Существует и четвертый миф о нарушениях пищевого поведения, а именно, что полное и окончательное исцеление невозможно. Это не так. Многие полностью выздоравливают, а некоторые избавляются от поведенческой симптоматики, сохраняя при этом недовольство собственным телом. Нам, врачам, следует, однако, признать, что результаты лечения бывают неудовлетворительными. Достойные доверия исследования того, как протекает заболевание, – например, работа Стейнхаусена от 2009 года – свидетельствуют о том, что примерно 50 % пациентов сохраняют симптомы. Будучи врачами, мы не должны довольствоваться результатами, пока существует практическая и этическая необходимость развивать наши методы далее.
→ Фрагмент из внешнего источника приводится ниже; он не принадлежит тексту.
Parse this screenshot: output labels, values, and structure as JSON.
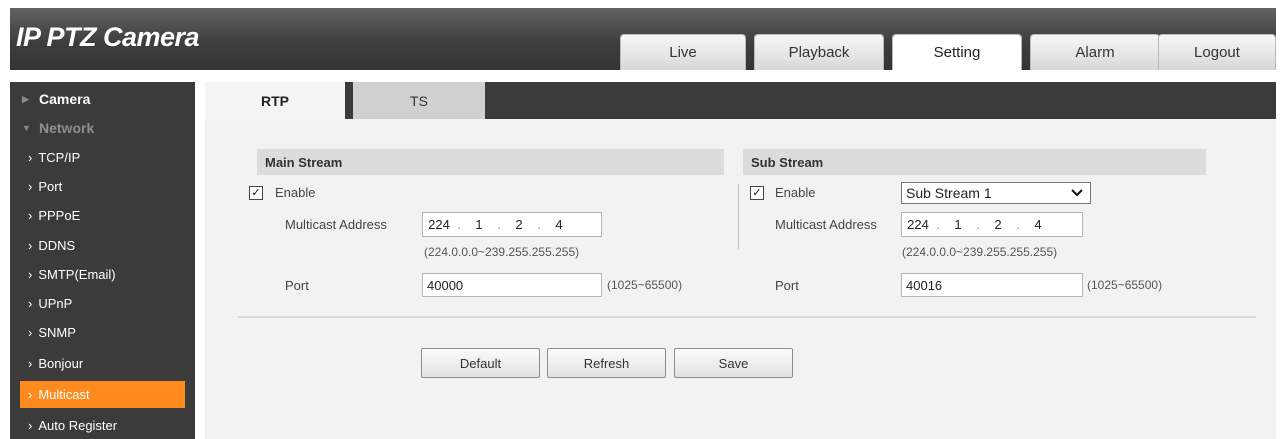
{
  "app": {
    "title": "IP PTZ Camera"
  },
  "nav_tabs": [
    "Live",
    "Playback",
    "Setting",
    "Alarm",
    "Logout"
  ],
  "sidebar": {
    "sections": [
      {
        "label": "Camera",
        "state": "collapsed"
      },
      {
        "label": "Network",
        "state": "expanded"
      }
    ],
    "items": [
      "TCP/IP",
      "Port",
      "PPPoE",
      "DDNS",
      "SMTP(Email)",
      "UPnP",
      "SNMP",
      "Bonjour",
      "Multicast",
      "Auto Register"
    ],
    "active_item": "Multicast"
  },
  "subtabs": {
    "rtp": "RTP",
    "ts": "TS"
  },
  "main_stream": {
    "header": "Main Stream",
    "enable_label": "Enable",
    "enabled": true,
    "address_label": "Multicast Address",
    "address": [
      "224",
      "1",
      "2",
      "4"
    ],
    "address_range": "(224.0.0.0~239.255.255.255)",
    "port_label": "Port",
    "port": "40000",
    "port_range": "(1025~65500)"
  },
  "sub_stream": {
    "header": "Sub Stream",
    "enable_label": "Enable",
    "enabled": true,
    "stream_select": "Sub Stream 1",
    "address_label": "Multicast Address",
    "address": [
      "224",
      "1",
      "2",
      "4"
    ],
    "address_range": "(224.0.0.0~239.255.255.255)",
    "port_label": "Port",
    "port": "40016",
    "port_range": "(1025~65500)"
  },
  "buttons": {
    "default": "Default",
    "refresh": "Refresh",
    "save": "Save"
  },
  "colors": {
    "accent": "#ff8a1e",
    "sidebar_bg": "#3b3b3b",
    "header_bg": "#4a4a4a"
  }
}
В терапии имеется несколько откровенных ловушек. Эмоции бывают заразительными, и поэтому мы, врачи, всегда рискуем принять на себя эмоции пациентов. Так как пациенты с серьезными нарушениями пищевого поведения зациклены на еде и собственном теле, существует вероятность, что мы тоже начнем пристально следить за весом, рационом и анализом крови. Таким образом, особенно сложным в терапии пациентов с нарушениями пищевого поведения является так называемая двойная перспектива. Предполагается одновременно как поработать над поведением и соматическими последствиями, так и за симптоматикой увидеть человека. Иногда врач, к сожалению, выбирает что-то одно, и в этом случае можно опасаться, что когнитивный стиль, наблюдаемый при расстройствах пищевого поведения и выстроенный по принципу «или-или», все или ничего, черное или белое, станет характерным и для терапии. В таких случаях врач тоже начнет зацикливаться на весе и физических проявлениях болезни. Некоторые пациенты жалуются впоследствии, что не почувствовали со стороны врача заинтересованности и что его занимали только цифры на весах. Возможно и обратное, когда пациенты замечают, что в психотерапевтическом подходе не учитывается вся серьезность питания пациента.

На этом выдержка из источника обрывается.